Israel Declares War Following Large-Scale Hamas Attacks

Seit den terroristischen Angriffen der Hamas am 7. Oktober, bei denen nun etwa 1.400 Israelis getötet wurden, tobt eine heftige Debatte in den Vereinigten Staaten. Eine lautstarke Minderheit links der Mitte stellt die Angriffe als unvermeidliche Reaktion auf Unterdrückung dar. Doch die Mehrheitsmeinung unter Demokraten und Republikanern gleichermaßen ist Abscheu gegenüber der Hamas und Unterstützung für Israels Recht auf Selbstverteidigung.

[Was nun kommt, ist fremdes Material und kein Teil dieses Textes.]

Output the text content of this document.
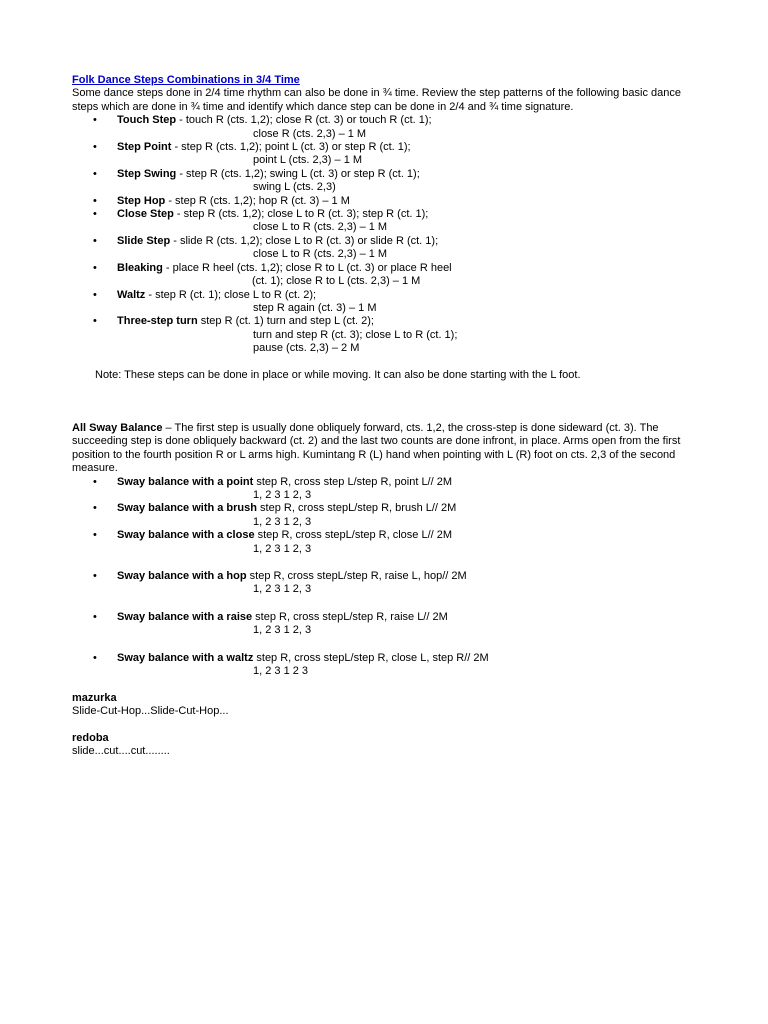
Folk Dance Steps Combinations in 3/4 Time

Some dance steps done in 2/4 time rhythm can also be done in ¾ time. Review the step patterns of the following basic dance steps which are done in ¾ time and identify which dance step can be done in 2/4 and ¾ time signature.

• Touch Step - touch R (cts. 1,2); close R (ct. 3) or touch R (ct. 1);
close R (cts. 2,3) – 1 M
• Step Point - step R (cts. 1,2); point L (ct. 3) or step R (ct. 1);
point L (cts. 2,3) – 1 M
• Step Swing - step R (cts. 1,2); swing L (ct. 3) or step R (ct. 1);
swing L (cts. 2,3)
• Step Hop - step R (cts. 1,2); hop R (ct. 3) – 1 M
• Close Step - step R (cts. 1,2); close L to R (ct. 3); step R (ct. 1);
close L to R (cts. 2,3) – 1 M
• Slide Step - slide R (cts. 1,2); close L to R (ct. 3) or slide R (ct. 1);
close L to R (cts. 2,3) – 1 M
• Bleaking - place R heel (cts. 1,2); close R to L (ct. 3) or place R heel
(ct. 1); close R to L (cts. 2,3) – 1 M
• Waltz - step R (ct. 1); close L to R (ct. 2);
step R again (ct. 3) – 1 M
• Three-step turn step R (ct. 1) turn and step L (ct. 2);
turn and step R (ct. 3); close L to R (ct. 1);
pause (cts. 2,3) – 2 M

Note: These steps can be done in place or while moving. It can also be done starting with the L foot.

All Sway Balance – The first step is usually done obliquely forward, cts. 1,2, the cross-step is done sideward (ct. 3). The succeeding step is done obliquely backward (ct. 2) and the last two counts are done infront, in place. Arms open from the first position to the fourth position R or L arms high. Kumintang R (L) hand when pointing with L (R) foot on cts. 2,3 of the second measure.

• Sway balance with a point step R, cross step L/step R, point L// 2M
1, 2 3 1 2, 3
• Sway balance with a brush step R, cross stepL/step R, brush L// 2M
1, 2 3 1 2, 3
• Sway balance with a close step R, cross stepL/step R, close L// 2M
1, 2 3 1 2, 3
• Sway balance with a hop step R, cross stepL/step R, raise L, hop// 2M
1, 2 3 1 2, 3
• Sway balance with a raise step R, cross stepL/step R, raise L// 2M
1, 2 3 1 2, 3
• Sway balance with a waltz step R, cross stepL/step R, close L, step R// 2M
1, 2 3 1 2 3

mazurka

Slide-Cut-Hop...Slide-Cut-Hop...

redoba

slide...cut....cut........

Die Mehrheitsposition passt zu den langjährigen Ansichten der Amerikaner über Terrorismus, die von einem starken Wunsch nach „moralischer Klarheit“ in jeder Situation geprägt wurden. Terrorismus ist in jeder Situation zu 100% falsch und resultiert nicht aus komplexen historischen Kontexten und berechtigten Beschwerden, sondern aus Hass und radikalen Ideologien.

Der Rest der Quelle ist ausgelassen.